Tchad Acted

Tchad : nouvelle rentrée des classes pour les enfants déplacés dans la province du Lac Tchad

Pour la troisième année consécutive, plus d’un millier d’enfants déplacés dans le département du Fouli au Tchad ont pu faire leur rentrée scolaire dans l’une des écoles mises en place par l’ONG Acted. Depuis 2021, ce projet a permis la scolarisation de plus de 3 000 élèves parmi lesquels une majorité de jeunes filles.

Le département du Fouli est une zone reculée de la province du Lac Tchad. En 2015, l’arrivée d’un groupe armé dans le secteur a créé des vagues continues de déplacement de populations dans la région. Les populations, fuyant les violences de ce groupe, sont alors contraintes d’abandonner leur activité économique et leurs biens. Elles se retrouvent démunies et exposées à la faim et au manque d’accès aux services de base comme l’eau, hygiène et l’assainissement.

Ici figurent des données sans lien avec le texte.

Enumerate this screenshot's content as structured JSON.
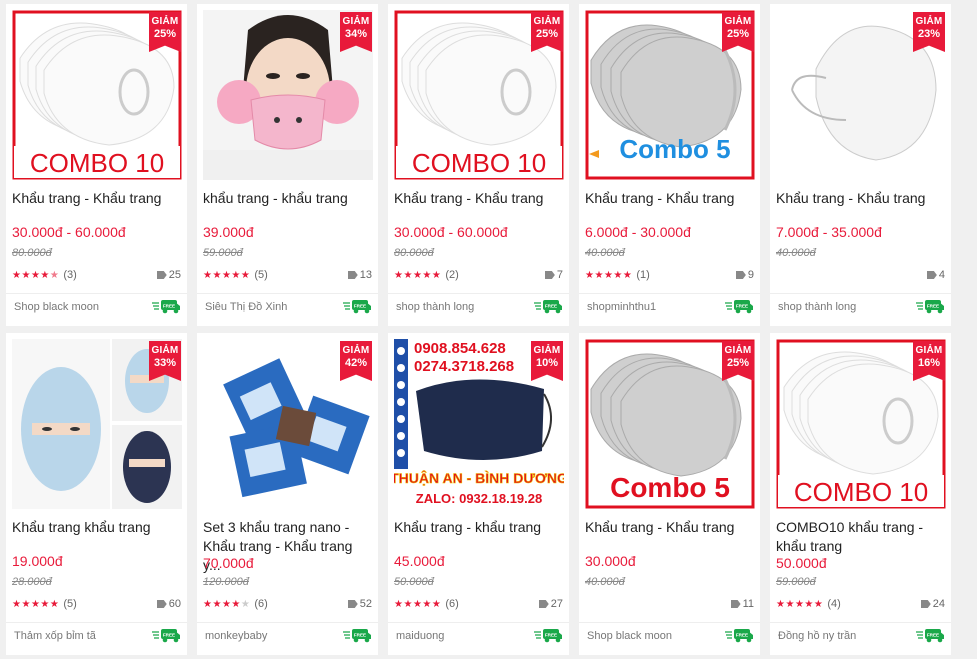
{
  "badge_label": "GIẢM",
  "colors": {
    "accent": "#e81a3a",
    "free_ship": "#1aa84a"
  },
  "products": [
    {
      "title": "Khẩu trang - Khẩu trang",
      "price": "30.000đ - 60.000đ",
      "old_price": "80.000đ",
      "stars": 4.5,
      "star_text": "★★★★★",
      "rating_count": "(3)",
      "views": "25",
      "shop": "Shop black moon",
      "discount": "25%",
      "image_caption": "COMBO 10",
      "image_kind": "white-mask-stack"
    },
    {
      "title": "khẩu trang - khẩu trang",
      "price": "39.000đ",
      "old_price": "59.000đ",
      "stars": 5,
      "star_text": "★★★★★",
      "rating_count": "(5)",
      "views": "13",
      "shop": "Siêu Thị Đồ Xinh",
      "discount": "34%",
      "image_caption": "",
      "image_kind": "pink-mask-girl"
    },
    {
      "title": "Khẩu trang - Khẩu trang",
      "price": "30.000đ - 60.000đ",
      "old_price": "80.000đ",
      "stars": 5,
      "star_text": "★★★★★",
      "rating_count": "(2)",
      "views": "7",
      "shop": "shop thành long",
      "discount": "25%",
      "image_caption": "COMBO 10",
      "image_kind": "white-mask-stack"
    },
    {
      "title": "Khẩu trang - Khẩu trang",
      "price": "6.000đ - 30.000đ",
      "old_price": "40.000đ",
      "stars": 5,
      "star_text": "★★★★★",
      "rating_count": "(1)",
      "views": "9",
      "shop": "shopminhthu1",
      "discount": "25%",
      "image_caption": "Combo 5",
      "image_kind": "grey-mask-stack-blue"
    },
    {
      "title": "Khẩu trang - Khẩu trang",
      "price": "7.000đ - 35.000đ",
      "old_price": "40.000đ",
      "stars": 0,
      "star_text": "",
      "rating_count": "",
      "views": "4",
      "shop": "shop thành long",
      "discount": "23%",
      "image_caption": "",
      "image_kind": "white-mask-single"
    },
    {
      "title": "Khẩu trang khẩu trang",
      "price": "19.000đ",
      "old_price": "28.000đ",
      "stars": 5,
      "star_text": "★★★★★",
      "rating_count": "(5)",
      "views": "60",
      "shop": "Thảm xốp bỉm tã",
      "discount": "33%",
      "image_caption": "",
      "image_kind": "face-cover"
    },
    {
      "title": "Set 3 khẩu trang nano - Khẩu trang - Khẩu trang y...",
      "price": "70.000đ",
      "old_price": "120.000đ",
      "stars": 4,
      "star_text": "★★★★★",
      "rating_count": "(6)",
      "views": "52",
      "shop": "monkeybaby",
      "discount": "42%",
      "image_caption": "",
      "image_kind": "nano-packs"
    },
    {
      "title": "Khẩu trang - khẩu trang",
      "price": "45.000đ",
      "old_price": "50.000đ",
      "stars": 5,
      "star_text": "★★★★★",
      "rating_count": "(6)",
      "views": "27",
      "shop": "maiduong",
      "discount": "10%",
      "image_caption": "THUẬN AN - BÌNH DƯƠNG",
      "image_phone1": "0908.854.628",
      "image_phone2": "0274.3718.268",
      "image_zalo": "ZALO: 0932.18.19.28",
      "image_kind": "navy-mask-ad"
    },
    {
      "title": "Khẩu trang - Khẩu trang",
      "price": "30.000đ",
      "old_price": "40.000đ",
      "stars": 0,
      "star_text": "",
      "rating_count": "",
      "views": "11",
      "shop": "Shop black moon",
      "discount": "25%",
      "image_caption": "Combo 5",
      "image_kind": "grey-mask-stack"
    },
    {
      "title": "COMBO10 khẩu trang - khẩu trang",
      "price": "50.000đ",
      "old_price": "59.000đ",
      "stars": 5,
      "star_text": "★★★★★",
      "rating_count": "(4)",
      "views": "24",
      "shop": "Đồng hồ ny trần",
      "discount": "16%",
      "image_caption": "COMBO 10",
      "image_kind": "white-mask-stack"
    }
  ],
  "free_ship_label": "FREE"
}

Les enfants, eux, voient leurs cursus scolaires interrompus, alors que les services gouvernementaux de la zone peinent déjà à couvrir l’ensemble des besoins en éducation. Enfin, certaines normes culturelles tendent à limiter la scolarisation des jeunes filles au Tchad. Cette tendance s’observe particulièrement dans le Fouli où le rôle traditionnellement dévolu aux jeunes filles les contraint souvent à rester à la maison pour aider leur mère sur les tâches ménagères. Parfois, elles sont aussi contraintes de se marier à un âge précoce, ce qui a notamment pour conséquence d’interrompre leurs études.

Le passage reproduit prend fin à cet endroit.